3. An explicit signal that renewed easing is under consideration. This could take the form of an added phrase or sentence in the forward-looking policy discussion. An example would be the following modification of the “extended period” sentence: “The Committee…continues to anticipate that economic conditions…are likely to warrant exceptionally low levels of the federal funds rate for an extended period and potentially a further expansion of the Federal Reserve’s balance sheet.” Another option would be a bald statement that the committee “is considering” additional unconventional easing.

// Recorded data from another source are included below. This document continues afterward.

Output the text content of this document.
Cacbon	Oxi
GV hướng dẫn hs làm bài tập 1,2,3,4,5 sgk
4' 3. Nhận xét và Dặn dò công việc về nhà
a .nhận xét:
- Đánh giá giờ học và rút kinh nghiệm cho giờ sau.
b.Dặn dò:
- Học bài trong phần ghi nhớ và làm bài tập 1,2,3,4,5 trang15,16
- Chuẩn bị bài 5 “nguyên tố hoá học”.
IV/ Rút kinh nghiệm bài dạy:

4. An announcement of renewed easing. Finally, of course, the committee could simply announce that it will ease monetary policy anew. In this case, we would expect an asset purchase program focused on long-term Treasury securities that would ultimately total at least $1 trillion in size, though whether the committee is prepared to state this amount up front or begin with a smaller figure and leave open the possibility of further moves remains an open question.
How likely is each of these options? We cannot rule any of them out, but we suspect the discussion will focus around options 2 and 3, with a majority of the Committee willing to acknowledge a slightly softer growth outlook but more vigorous debate about the desirability of signaling a possible easing step. In the end, we think the FOMC will give at least a nod in the direction of further easing via changes to its forward-looking guidance on policy but stop short of actually announcing the implementation of a new program.